The rubber protective caps of the front-axle ball joints may be damaged by external influences, e.g. flying stones, or during assembly. If a protective cap is damaged, the joint in question - upper or lower control arm, track rods - must be renewed, as the action of dirt or moisture will destroy the joint. For this reason, we also call attention to the routine listed in the vehicle maintenance plan:
"Inspect seating and operation of all joints to steering gear, track rods, suspension links and joints, as well as the leaktightness of the protective caps".
We recommend that the protective caps of the joints be checked whenever work is carried out on the front axle (visual inspection).
Inspecting Rubber Protective Caps of Control Arm Ball Joints:
1.Raise car on hoist, steering lock disengaged.

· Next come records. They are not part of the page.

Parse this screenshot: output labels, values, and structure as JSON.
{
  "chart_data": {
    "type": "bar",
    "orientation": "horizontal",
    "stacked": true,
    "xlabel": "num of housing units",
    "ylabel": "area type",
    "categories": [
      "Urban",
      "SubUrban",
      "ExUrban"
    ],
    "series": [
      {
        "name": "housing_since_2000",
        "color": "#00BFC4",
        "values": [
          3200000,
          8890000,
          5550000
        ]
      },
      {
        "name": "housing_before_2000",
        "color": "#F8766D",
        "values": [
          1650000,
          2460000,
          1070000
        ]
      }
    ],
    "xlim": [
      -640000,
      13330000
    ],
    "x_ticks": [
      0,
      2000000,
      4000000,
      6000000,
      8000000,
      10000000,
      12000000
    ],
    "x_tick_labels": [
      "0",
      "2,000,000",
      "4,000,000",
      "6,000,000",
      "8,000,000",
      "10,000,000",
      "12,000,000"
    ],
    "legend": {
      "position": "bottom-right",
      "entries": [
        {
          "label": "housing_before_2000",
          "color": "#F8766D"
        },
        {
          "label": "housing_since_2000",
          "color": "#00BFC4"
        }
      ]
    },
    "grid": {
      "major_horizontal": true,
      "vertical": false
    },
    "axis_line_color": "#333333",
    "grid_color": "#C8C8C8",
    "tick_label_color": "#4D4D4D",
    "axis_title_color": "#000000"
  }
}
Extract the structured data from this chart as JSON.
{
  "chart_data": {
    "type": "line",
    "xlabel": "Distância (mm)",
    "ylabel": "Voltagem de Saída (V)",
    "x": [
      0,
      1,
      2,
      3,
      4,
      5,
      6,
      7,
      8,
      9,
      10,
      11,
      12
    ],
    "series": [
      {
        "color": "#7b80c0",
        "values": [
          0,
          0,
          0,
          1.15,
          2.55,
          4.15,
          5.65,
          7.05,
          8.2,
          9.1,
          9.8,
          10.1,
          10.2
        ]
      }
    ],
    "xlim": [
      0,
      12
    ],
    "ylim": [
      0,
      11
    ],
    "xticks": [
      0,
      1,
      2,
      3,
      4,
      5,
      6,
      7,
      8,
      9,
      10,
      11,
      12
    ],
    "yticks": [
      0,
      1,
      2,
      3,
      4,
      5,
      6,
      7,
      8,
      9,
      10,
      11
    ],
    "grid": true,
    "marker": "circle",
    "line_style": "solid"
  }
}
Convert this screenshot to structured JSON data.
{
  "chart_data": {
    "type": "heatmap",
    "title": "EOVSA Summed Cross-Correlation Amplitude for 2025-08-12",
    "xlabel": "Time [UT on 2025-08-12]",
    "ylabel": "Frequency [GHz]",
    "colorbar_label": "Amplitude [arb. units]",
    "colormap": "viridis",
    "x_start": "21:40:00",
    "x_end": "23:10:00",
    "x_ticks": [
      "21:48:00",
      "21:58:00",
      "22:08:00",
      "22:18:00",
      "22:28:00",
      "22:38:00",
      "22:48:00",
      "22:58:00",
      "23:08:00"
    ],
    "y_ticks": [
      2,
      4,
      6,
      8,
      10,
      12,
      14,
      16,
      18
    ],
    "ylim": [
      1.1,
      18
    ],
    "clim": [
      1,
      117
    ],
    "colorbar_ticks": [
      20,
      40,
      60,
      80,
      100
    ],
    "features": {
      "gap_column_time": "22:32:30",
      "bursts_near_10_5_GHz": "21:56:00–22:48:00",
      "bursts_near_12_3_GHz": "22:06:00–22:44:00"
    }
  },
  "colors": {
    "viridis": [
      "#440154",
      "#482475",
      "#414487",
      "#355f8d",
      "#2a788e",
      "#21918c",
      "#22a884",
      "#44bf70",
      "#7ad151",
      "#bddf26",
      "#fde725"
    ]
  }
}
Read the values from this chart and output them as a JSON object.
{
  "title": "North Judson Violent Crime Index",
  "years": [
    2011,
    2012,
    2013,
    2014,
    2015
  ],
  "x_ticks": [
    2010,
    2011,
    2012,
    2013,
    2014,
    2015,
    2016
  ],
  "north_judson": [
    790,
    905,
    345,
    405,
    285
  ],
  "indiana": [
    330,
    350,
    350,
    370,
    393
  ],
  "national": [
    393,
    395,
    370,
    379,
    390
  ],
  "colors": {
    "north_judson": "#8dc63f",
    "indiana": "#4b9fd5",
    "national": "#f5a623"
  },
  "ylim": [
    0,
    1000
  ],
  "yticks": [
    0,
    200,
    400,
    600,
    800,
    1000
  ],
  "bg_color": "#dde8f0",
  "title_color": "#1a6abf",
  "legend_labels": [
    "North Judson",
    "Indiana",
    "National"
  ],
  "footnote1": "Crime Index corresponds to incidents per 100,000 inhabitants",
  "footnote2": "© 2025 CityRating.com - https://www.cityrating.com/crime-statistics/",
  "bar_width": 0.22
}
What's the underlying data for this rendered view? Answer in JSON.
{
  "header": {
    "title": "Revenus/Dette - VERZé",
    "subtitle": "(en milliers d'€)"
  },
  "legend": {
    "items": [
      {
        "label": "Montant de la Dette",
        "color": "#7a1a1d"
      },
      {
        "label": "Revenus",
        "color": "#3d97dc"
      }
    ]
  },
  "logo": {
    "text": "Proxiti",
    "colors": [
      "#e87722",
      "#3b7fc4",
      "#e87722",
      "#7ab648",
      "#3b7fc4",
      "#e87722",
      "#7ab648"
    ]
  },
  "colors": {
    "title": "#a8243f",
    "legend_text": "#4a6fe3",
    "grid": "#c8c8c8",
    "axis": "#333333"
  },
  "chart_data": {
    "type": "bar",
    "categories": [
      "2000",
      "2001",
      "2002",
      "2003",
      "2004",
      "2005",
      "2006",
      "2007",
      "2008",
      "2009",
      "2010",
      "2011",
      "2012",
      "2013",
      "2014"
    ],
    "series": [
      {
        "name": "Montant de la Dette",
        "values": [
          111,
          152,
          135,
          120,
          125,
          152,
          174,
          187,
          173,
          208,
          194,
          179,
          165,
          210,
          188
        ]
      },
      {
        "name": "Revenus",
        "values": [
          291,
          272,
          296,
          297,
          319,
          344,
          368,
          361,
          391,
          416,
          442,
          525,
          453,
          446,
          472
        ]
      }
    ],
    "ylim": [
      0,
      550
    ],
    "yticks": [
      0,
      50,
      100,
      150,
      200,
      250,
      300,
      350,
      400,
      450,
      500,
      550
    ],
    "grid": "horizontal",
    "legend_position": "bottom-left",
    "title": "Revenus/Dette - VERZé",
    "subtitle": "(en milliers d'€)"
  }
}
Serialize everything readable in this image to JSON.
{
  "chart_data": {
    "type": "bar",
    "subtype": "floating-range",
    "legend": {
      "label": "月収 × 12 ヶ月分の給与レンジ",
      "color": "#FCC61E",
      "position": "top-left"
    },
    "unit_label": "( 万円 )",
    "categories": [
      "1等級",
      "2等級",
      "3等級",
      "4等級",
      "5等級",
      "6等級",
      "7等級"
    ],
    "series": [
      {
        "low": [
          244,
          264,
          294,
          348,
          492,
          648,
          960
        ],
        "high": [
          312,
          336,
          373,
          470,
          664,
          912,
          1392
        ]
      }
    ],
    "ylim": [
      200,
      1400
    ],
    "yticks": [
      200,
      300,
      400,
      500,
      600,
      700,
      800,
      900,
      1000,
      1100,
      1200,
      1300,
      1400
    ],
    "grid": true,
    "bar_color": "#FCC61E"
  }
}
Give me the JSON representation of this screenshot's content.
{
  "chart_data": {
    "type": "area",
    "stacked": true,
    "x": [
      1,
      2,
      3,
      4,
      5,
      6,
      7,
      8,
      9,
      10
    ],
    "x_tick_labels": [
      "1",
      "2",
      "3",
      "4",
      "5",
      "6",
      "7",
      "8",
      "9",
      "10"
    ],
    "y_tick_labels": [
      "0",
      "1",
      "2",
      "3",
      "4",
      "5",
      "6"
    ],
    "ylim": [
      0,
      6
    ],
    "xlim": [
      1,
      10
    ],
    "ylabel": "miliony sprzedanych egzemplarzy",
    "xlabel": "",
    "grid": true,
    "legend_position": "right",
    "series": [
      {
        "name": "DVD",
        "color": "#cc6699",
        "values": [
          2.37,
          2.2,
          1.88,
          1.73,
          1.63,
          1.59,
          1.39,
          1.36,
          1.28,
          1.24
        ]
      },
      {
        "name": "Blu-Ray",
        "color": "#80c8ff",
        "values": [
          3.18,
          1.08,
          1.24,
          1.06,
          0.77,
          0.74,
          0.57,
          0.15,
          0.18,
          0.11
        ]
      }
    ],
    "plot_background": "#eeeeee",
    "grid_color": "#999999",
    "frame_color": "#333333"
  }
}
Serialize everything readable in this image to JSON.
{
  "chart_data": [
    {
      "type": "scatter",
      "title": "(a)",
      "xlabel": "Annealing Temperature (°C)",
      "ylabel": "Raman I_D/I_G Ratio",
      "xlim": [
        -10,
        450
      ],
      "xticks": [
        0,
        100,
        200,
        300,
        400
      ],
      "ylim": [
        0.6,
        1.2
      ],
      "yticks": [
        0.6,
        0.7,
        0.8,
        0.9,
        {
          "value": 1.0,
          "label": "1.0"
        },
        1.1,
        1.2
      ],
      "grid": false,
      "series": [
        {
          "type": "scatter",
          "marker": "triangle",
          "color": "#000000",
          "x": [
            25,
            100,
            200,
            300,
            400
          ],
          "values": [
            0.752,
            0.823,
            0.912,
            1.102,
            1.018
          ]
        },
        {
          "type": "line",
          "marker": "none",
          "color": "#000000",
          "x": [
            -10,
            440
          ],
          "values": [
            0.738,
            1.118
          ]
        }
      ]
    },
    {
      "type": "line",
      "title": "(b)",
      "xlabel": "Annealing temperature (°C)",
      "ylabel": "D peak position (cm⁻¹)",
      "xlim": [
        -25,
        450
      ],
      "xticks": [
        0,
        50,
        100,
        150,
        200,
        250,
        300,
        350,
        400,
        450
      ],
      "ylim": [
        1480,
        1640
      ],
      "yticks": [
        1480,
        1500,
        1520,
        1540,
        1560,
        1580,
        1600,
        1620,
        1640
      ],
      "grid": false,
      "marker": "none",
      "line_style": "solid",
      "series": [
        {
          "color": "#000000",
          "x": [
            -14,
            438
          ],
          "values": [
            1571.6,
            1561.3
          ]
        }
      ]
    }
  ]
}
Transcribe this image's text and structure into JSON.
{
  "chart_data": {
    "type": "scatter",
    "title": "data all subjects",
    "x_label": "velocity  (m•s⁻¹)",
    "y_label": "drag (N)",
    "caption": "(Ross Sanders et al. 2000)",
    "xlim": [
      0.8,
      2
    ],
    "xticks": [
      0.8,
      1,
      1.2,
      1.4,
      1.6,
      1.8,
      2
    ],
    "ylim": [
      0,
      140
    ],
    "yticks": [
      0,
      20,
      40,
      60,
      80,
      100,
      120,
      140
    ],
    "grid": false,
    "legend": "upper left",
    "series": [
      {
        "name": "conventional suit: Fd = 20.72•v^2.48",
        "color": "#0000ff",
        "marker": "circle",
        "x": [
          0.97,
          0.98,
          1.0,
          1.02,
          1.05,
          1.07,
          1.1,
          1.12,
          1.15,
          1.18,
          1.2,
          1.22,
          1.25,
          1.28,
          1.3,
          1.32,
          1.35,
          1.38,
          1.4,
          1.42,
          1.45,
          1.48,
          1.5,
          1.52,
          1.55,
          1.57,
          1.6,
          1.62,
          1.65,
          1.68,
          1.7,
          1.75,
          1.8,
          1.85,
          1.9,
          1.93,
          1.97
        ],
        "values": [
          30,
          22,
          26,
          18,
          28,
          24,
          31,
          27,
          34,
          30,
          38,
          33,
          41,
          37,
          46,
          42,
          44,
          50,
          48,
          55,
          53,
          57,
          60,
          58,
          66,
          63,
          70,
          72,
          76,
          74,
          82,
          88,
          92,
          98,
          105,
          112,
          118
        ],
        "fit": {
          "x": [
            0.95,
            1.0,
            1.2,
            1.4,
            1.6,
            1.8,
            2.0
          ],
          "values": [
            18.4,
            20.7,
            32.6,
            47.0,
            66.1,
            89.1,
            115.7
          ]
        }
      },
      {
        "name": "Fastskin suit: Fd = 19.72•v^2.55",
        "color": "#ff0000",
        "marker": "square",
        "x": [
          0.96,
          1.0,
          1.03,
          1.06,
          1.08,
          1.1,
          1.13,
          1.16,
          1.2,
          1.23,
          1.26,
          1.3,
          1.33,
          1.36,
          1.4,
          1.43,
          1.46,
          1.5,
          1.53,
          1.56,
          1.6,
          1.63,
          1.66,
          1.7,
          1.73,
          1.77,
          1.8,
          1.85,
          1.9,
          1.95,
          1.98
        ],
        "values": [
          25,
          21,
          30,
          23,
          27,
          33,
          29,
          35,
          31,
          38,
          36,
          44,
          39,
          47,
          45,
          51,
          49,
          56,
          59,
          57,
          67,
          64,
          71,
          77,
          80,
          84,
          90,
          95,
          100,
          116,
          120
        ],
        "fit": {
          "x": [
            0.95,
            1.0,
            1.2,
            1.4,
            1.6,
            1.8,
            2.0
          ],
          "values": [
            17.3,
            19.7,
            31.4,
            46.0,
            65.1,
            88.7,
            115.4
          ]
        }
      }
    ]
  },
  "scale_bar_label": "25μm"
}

3.Inspect visible areas on left and right after cleaning. Concealed cracks are revealed by pinching the rubber cap with the fingers. 4.Turn front wheels to opposite lock and inspect other half of rubber caps.
In the vicinity of the brake cover plates, a small area cannot be inspected visually. Check this area by hand.
Upper ball joint Lower ball joint
MODIFIED STEERING KNUCKLE, CARS WITH FLOATING BRAKE CALIPERS
To avoid damaging the rubber boot of the lower ball joint (mounting) with a commercial puller, the steering knuckle has a press-off lug (only steering knuckles for floating brake calipers).
Steering knuckles without press-off lug have been discontinued and are no longer available as spare parts.
It is permissible to install the newest steering knuckle on one side only. Disassembly
Lower Ball Joint
When the securing nut is slackened (cap nut - previously normal self-locking hex nut) the pin of the ball joint is pressed out of the steering knuckle, because the cap nut acts against the press-off lug.
Use VW 267 a to press off as before (page 40 - 14).